ECLI:NL:RBDHA:2019:4428

Rechtbank Den Haag

Datum uitspraak
19 april 2019
Publicatiedatum
6 mei 2019
Zaaknummer
NL19.5561
Instantie
Rechtbank Den Haag
Type
Uitspraak
Procedures
  • Voorlopige voorziening+bodemzaak
Vindplaatsen
  • Rechtspraak.nl
AI samenvatting door LexboostAutomatisch gegenereerd

Afwijzing verzoek voorlopige voorziening asielaanvraag

In deze zaak heeft de voorzieningenrechter van de Rechtbank Den Haag op 19 april 2019 uitspraak gedaan in een verzoek om een voorlopige voorziening in het kader van een asielaanvraag. De verzoeker, die stelt de Iraanse nationaliteit te bezitten, had een aanvraag ingediend voor een verblijfsvergunning asiel voor bepaalde tijd. Deze aanvraag was door de Staatssecretaris van Justitie en Veiligheid bij besluit van 11 maart 2019 buiten behandeling gesteld, omdat er onvoldoende informatie was verstrekt. De verzoeker heeft hiertegen beroep ingesteld en verzocht om een voorlopige voorziening.

De zitting vond plaats op 11 april 2019, waar de verzoeker, bijgestaan door zijn gemachtigde, aanwezig was. De voorzieningenrechter heeft in zijn overwegingen aangegeven dat er inmiddels een uitspraak is gedaan op het beroep in een andere zaak (NL19.5560), waardoor een voorlopige voorziening niet meer mogelijk is. De voorzieningenrechter heeft het verzoek om een voorlopige voorziening dan ook afgewezen. Tevens is er geen aanleiding voor een proceskostenveroordeling.

De uitspraak is gedaan door mr. C. van Boven-Hartogh, in aanwezigheid van de griffier mr. M. van Andel. De uitspraak is openbaar gemaakt en er staat geen rechtsmiddel open tegen deze beslissing.

Uitspraak

RECHTBANK DEN HAAG

Zittingsplaats Middelburg
Bestuursrecht
zaaknummer: NL19.5561
v-nummer: [nummer]

uitspraak van de voorzieningenrechter in de zaak tussen

[naam] , verzoeker

(gemachtigde: mr. M.J. Paffen),
en

de Staatssecretaris van Justitie en Veiligheid, verweerder

(gemachtigde: mr. J.E.P. Pijnenburg).

ProcesverloopBij besluit van 11 maart 2019 (het bestreden besluit) heeft verweerder de aanvraag van verzoeker tot het verlenen van een verblijfsvergunning asiel voor bepaalde tijdin de algemene procedure buiten behandeling gesteld.

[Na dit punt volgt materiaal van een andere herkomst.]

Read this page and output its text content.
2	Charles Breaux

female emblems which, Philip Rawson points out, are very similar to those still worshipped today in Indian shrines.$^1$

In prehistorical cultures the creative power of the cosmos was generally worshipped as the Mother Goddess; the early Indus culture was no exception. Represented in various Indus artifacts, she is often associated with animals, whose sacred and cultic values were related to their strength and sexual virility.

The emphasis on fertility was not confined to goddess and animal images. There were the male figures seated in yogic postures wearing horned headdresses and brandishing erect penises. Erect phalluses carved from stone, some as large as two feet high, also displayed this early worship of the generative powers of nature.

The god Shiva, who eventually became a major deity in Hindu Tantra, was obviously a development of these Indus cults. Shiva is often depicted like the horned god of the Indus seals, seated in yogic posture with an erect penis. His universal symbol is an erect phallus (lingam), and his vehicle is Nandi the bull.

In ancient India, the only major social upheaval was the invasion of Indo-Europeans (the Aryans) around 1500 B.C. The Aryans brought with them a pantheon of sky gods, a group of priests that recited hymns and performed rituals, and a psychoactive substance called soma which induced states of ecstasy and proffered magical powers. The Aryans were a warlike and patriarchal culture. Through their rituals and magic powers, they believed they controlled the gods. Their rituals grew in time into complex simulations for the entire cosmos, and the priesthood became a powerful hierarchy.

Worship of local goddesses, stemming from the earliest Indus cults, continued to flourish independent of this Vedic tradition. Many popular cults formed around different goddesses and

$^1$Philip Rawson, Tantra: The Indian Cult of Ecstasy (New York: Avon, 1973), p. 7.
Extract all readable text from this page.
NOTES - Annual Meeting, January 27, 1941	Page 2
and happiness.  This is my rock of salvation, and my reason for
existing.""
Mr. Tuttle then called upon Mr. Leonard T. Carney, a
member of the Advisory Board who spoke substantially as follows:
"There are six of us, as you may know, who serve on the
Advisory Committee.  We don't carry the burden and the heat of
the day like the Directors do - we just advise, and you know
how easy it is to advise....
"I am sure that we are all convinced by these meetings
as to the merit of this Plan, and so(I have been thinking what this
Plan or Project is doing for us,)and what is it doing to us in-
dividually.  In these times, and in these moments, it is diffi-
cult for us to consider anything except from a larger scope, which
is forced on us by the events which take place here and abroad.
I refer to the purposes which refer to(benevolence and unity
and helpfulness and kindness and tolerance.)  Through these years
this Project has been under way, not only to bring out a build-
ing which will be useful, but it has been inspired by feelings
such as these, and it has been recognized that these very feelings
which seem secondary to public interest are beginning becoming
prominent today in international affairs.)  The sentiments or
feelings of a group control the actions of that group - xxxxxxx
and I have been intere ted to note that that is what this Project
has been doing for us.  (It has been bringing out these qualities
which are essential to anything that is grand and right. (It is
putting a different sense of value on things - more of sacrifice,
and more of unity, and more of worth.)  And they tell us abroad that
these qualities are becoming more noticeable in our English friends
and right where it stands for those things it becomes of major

Verzoeker heeft tegen het bestreden besluit beroep ingesteld en heeft de voorzieningenrechter verzocht om een voorlopige voorziening te treffen.
Het onderzoek ter zitting heeft, samen met de behandeling van de zaak NL19.5560, plaatsgevonden op 11 april 2019. Verzoeker is verschenen, bijgestaan door zijn gemachtigde. Als tolk is verschenen E. Salehi. Verweerder heeft zich laten vertegenwoordigen door zijn gemachtigde.

Overwegingen

1. Verzoeker stelt de Iraanse nationaliteit te bezitten en te zijn geboren op
[geboortedatum] .
2. Bij uitspraak van vandaag, zaaknummer NL19.5560, heeft de rechtbank uitspraak gedaan op het beroep. Een voorlopige voorziening is daarom niet meer mogelijk. De voorzieningenrechter wijst het verzoek om die reden af.
3. Voor een proceskostenveroordeling bestaat geen aanleiding.

Beslissing

De voorzieningenrechter wijst het verzoek om voorlopige voorziening af.
Deze uitspraak is gedaan door mr. C. van Boven-Hartogh, voorzieningenrechter, in aanwezigheid van mr. M. van Andel, griffier.
griffier rechter
Deze uitspraak is in het openbaar gedaan en bekendgemaakt op:

Rechtsmiddel

Tegen deze uitspraak staat geen rechtsmiddel open.